Scientists have developed a drug which effectively treats malaria and can help fight strains of the deadly infection that are resistant to existent treatments.Researchers from Tulane University in the US conducted a successful clinical trial of the drug, called AQ-13, on human patients.
The results, published in The Lancet Infectious Diseases journal, are significant as public health experts have long warned that the parasite responsible for most malaria cases, Plasmodium falciparum, is developing drug resistance.New medications are needed to build up secondary defences against drug-resistant strains of the parasite.
The drug was able to clear the parasite responsible for the disease within a week, matching the effectiveness of the most widely used treatment regimen.
"The clinical trial results are extraordinarily encouraging," said Donald Krogstad, professor at Tulane University."Compared to the current first-line recommendation for treatment of malaria, the new drug comes out very well," said Krogstad.

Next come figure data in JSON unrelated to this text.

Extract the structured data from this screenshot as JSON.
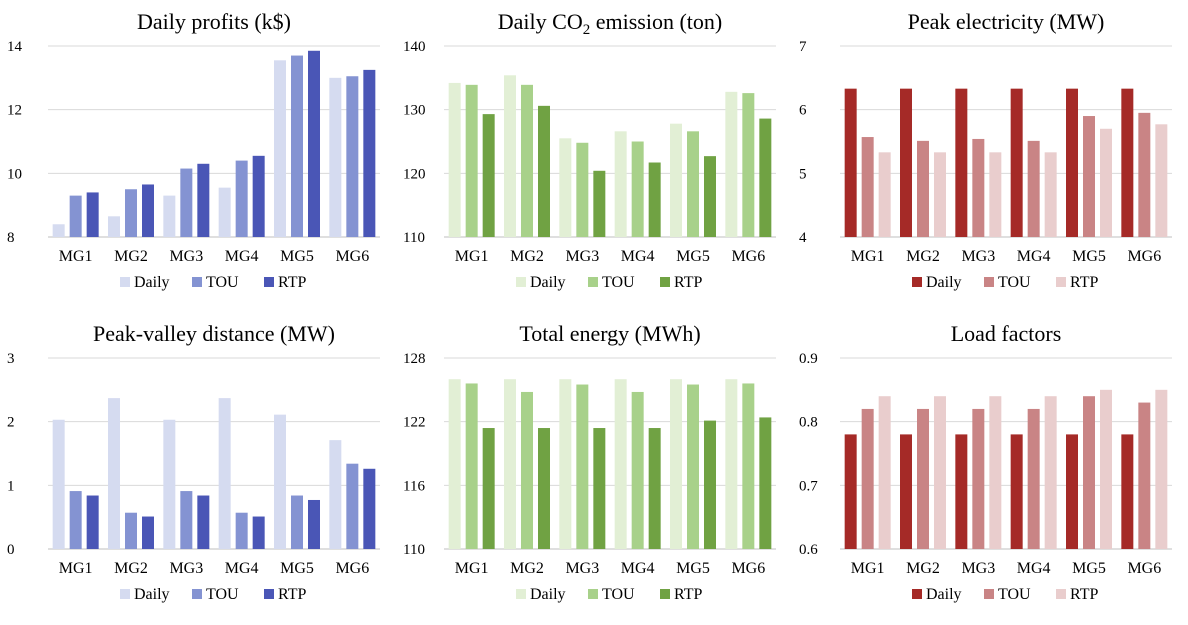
{
  "legend_labels": [
    "Daily",
    "TOU",
    "RTP"
  ],
  "palettes": {
    "blue": [
      "#d5dbf0",
      "#8493d2",
      "#4a56b6"
    ],
    "green": [
      "#e2efd5",
      "#a8d18a",
      "#70a243"
    ],
    "red": [
      "#a52a27",
      "#c98485",
      "#e9cdcd"
    ]
  },
  "chart_data": [
    {
      "type": "bar",
      "title": "Daily profits (k$)",
      "palette": "blue",
      "categories": [
        "MG1",
        "MG2",
        "MG3",
        "MG4",
        "MG5",
        "MG6"
      ],
      "ylim": [
        8,
        14
      ],
      "yticks": [
        8,
        10,
        12,
        14
      ],
      "ytick_labels": [
        "8",
        "10",
        "12",
        "14"
      ],
      "grid": true,
      "legend_position": "bottom",
      "series": [
        {
          "name": "Daily",
          "values": [
            8.4,
            8.65,
            9.3,
            9.55,
            13.55,
            13.0
          ]
        },
        {
          "name": "TOU",
          "values": [
            9.3,
            9.5,
            10.15,
            10.4,
            13.7,
            13.05
          ]
        },
        {
          "name": "RTP",
          "values": [
            9.4,
            9.65,
            10.3,
            10.55,
            13.85,
            13.25
          ]
        }
      ]
    },
    {
      "type": "bar",
      "title": "Daily CO",
      "title_sub": "2",
      "title_suffix": " emission (ton)",
      "palette": "green",
      "categories": [
        "MG1",
        "MG2",
        "MG3",
        "MG4",
        "MG5",
        "MG6"
      ],
      "ylim": [
        110,
        140
      ],
      "yticks": [
        110,
        120,
        130,
        140
      ],
      "ytick_labels": [
        "110",
        "120",
        "130",
        "140"
      ],
      "grid": true,
      "legend_position": "bottom",
      "series": [
        {
          "name": "Daily",
          "values": [
            134.2,
            135.4,
            125.5,
            126.6,
            127.8,
            132.8
          ]
        },
        {
          "name": "TOU",
          "values": [
            133.9,
            133.9,
            124.8,
            125.0,
            126.6,
            132.6
          ]
        },
        {
          "name": "RTP",
          "values": [
            129.3,
            130.6,
            120.4,
            121.7,
            122.7,
            128.6
          ]
        }
      ]
    },
    {
      "type": "bar",
      "title": "Peak electricity  (MW)",
      "palette": "red",
      "categories": [
        "MG1",
        "MG2",
        "MG3",
        "MG4",
        "MG5",
        "MG6"
      ],
      "ylim": [
        4,
        7
      ],
      "yticks": [
        4,
        5,
        6,
        7
      ],
      "ytick_labels": [
        "4",
        "5",
        "6",
        "7"
      ],
      "grid": true,
      "legend_position": "bottom",
      "series": [
        {
          "name": "Daily",
          "values": [
            6.33,
            6.33,
            6.33,
            6.33,
            6.33,
            6.33
          ]
        },
        {
          "name": "TOU",
          "values": [
            5.57,
            5.51,
            5.54,
            5.51,
            5.9,
            5.95
          ]
        },
        {
          "name": "RTP",
          "values": [
            5.33,
            5.33,
            5.33,
            5.33,
            5.7,
            5.77
          ]
        }
      ]
    },
    {
      "type": "bar",
      "title": "Peak-valley  distance (MW)",
      "palette": "blue",
      "categories": [
        "MG1",
        "MG2",
        "MG3",
        "MG4",
        "MG5",
        "MG6"
      ],
      "ylim": [
        0,
        3
      ],
      "yticks": [
        0,
        1,
        2,
        3
      ],
      "ytick_labels": [
        "0",
        "1",
        "2",
        "3"
      ],
      "grid": true,
      "legend_position": "bottom",
      "series": [
        {
          "name": "Daily",
          "values": [
            2.03,
            2.37,
            2.03,
            2.37,
            2.11,
            1.71
          ]
        },
        {
          "name": "TOU",
          "values": [
            0.91,
            0.57,
            0.91,
            0.57,
            0.84,
            1.34
          ]
        },
        {
          "name": "RTP",
          "values": [
            0.84,
            0.51,
            0.84,
            0.51,
            0.77,
            1.26
          ]
        }
      ]
    },
    {
      "type": "bar",
      "title": "Total energy (MWh)",
      "palette": "green",
      "categories": [
        "MG1",
        "MG2",
        "MG3",
        "MG4",
        "MG5",
        "MG6"
      ],
      "ylim": [
        110,
        128
      ],
      "yticks": [
        110,
        116,
        122,
        128
      ],
      "ytick_labels": [
        "110",
        "116",
        "122",
        "128"
      ],
      "grid": true,
      "legend_position": "bottom",
      "series": [
        {
          "name": "Daily",
          "values": [
            126.0,
            126.0,
            126.0,
            126.0,
            126.0,
            126.0
          ]
        },
        {
          "name": "TOU",
          "values": [
            125.6,
            124.8,
            125.5,
            124.8,
            125.5,
            125.6
          ]
        },
        {
          "name": "RTP",
          "values": [
            121.4,
            121.4,
            121.4,
            121.4,
            122.1,
            122.4
          ]
        }
      ]
    },
    {
      "type": "bar",
      "title": "Load factors",
      "palette": "red",
      "categories": [
        "MG1",
        "MG2",
        "MG3",
        "MG4",
        "MG5",
        "MG6"
      ],
      "ylim": [
        0.6,
        0.9
      ],
      "yticks": [
        0.6,
        0.7,
        0.8,
        0.9
      ],
      "ytick_labels": [
        "0.6",
        "0.7",
        "0.8",
        "0.9"
      ],
      "grid": true,
      "legend_position": "bottom",
      "series": [
        {
          "name": "Daily",
          "values": [
            0.78,
            0.78,
            0.78,
            0.78,
            0.78,
            0.78
          ]
        },
        {
          "name": "TOU",
          "values": [
            0.82,
            0.82,
            0.82,
            0.82,
            0.84,
            0.83
          ]
        },
        {
          "name": "RTP",
          "values": [
            0.84,
            0.84,
            0.84,
            0.84,
            0.85,
            0.85
          ]
        }
      ]
    }
  ]
}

Mosquitoes infected by a parasite spread malaria, causing more than 200
million illnesses across the globe and more than 400,000 deaths annually.
For decades, chloroquine was used to treat malaria until Plasmodium falciparum developed resistance.
Now, a drug combination - artemether and lumefantrine - is the primary treatment for malaria although resistance is also developing to the drug combination in some countries.
Researchers recruited 66 adult men in Mali with uncomplicated malaria, which is defined as malaria that is not life threatening.Half were treated with AQ-13 and the other half received artemether and lumefantrine. Both drug groups had similar cure rates.
Researchers hope to expand testing of the drug to more participants, including women and children, before it can be widely recommended as a new treatment.
The same biotechnology that helped the team develop the new drug has also identified similar drugs that also hold promise against drug-resistant parasites, Krogstad said.
"The potential long-term implications are bigger than one drug," he said.